Is Aptos better than Calibri?

Neither font is objectively better. Aptos is more modern in its design and optimized for current screen technology, while Calibri is warmer and more universally available. The best choice depends on your audience, your brand, and whether compatibility with older systems is a concern. Both are well-designed, highly legible sans-serif fonts suitable for professional use.

Why did Microsoft replace Calibri with Aptos?

Microsoft replaced Calibri to refresh the visual identity of its productivity suite after more than 15 years. Calibri had become so ubiquitous that it no longer felt distinctive or contemporary. Aptos was selected from five commissioned typefaces after extensive testing and public feedback, chosen for its clean, modern character and versatile performance across screen sizes and document types.

Can I still use Calibri in Microsoft 365?

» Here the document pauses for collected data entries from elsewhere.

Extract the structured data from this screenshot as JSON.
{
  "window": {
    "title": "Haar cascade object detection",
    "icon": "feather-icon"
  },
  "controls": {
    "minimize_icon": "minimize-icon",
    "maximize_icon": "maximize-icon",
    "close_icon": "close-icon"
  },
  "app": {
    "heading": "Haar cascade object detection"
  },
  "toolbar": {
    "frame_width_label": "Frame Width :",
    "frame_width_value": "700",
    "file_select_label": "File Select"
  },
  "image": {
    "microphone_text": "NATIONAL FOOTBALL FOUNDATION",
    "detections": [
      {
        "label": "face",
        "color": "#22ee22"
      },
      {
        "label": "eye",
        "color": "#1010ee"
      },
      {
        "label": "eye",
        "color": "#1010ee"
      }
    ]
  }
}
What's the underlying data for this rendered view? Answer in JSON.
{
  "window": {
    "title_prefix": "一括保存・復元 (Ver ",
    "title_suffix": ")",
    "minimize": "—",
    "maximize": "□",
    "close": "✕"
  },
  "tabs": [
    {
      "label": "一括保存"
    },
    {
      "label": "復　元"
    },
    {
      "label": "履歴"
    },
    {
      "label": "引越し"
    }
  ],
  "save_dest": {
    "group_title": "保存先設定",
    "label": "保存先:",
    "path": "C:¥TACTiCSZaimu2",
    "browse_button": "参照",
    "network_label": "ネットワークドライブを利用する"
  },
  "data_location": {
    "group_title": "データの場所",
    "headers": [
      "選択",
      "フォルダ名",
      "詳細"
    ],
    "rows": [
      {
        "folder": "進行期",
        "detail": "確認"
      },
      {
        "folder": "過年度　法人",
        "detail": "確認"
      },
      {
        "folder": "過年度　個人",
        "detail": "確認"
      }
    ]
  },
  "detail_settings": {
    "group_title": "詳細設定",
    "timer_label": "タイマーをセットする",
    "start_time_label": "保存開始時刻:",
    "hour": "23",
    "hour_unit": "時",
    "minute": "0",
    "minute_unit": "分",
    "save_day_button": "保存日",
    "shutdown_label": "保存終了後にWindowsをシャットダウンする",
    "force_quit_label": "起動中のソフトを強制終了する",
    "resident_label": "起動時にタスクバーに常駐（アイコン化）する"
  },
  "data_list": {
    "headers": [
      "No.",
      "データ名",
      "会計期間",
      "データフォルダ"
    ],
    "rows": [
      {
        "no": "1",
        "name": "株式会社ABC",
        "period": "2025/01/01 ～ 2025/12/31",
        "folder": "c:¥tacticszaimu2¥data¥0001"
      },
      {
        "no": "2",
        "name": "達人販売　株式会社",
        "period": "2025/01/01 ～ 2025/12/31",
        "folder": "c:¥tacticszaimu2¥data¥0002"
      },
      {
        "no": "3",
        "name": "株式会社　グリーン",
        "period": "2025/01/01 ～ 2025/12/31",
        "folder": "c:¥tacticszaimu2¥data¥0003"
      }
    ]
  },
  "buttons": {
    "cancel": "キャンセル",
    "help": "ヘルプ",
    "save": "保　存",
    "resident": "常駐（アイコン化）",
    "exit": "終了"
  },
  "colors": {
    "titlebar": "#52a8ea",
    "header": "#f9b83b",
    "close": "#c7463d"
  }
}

Yes. Calibri is still included in Microsoft 365 and remains fully available. You can set it as your default font in Word, Outlook, PowerPoint, and Excel through each application’s settings. Calibri has not been removed; it has simply been replaced as the out-of-the-box default.

Is Aptos available on all devices?

Aptos is included with Microsoft 365 and is available on Windows, Mac, and the web versions of Office applications through updates rolled out since mid-2023. However, older installations of Microsoft Office that have not been updated may not include the font. If you share documents with users on older systems, verify that they have access to Aptos or embed the font in your files to avoid substitution issues.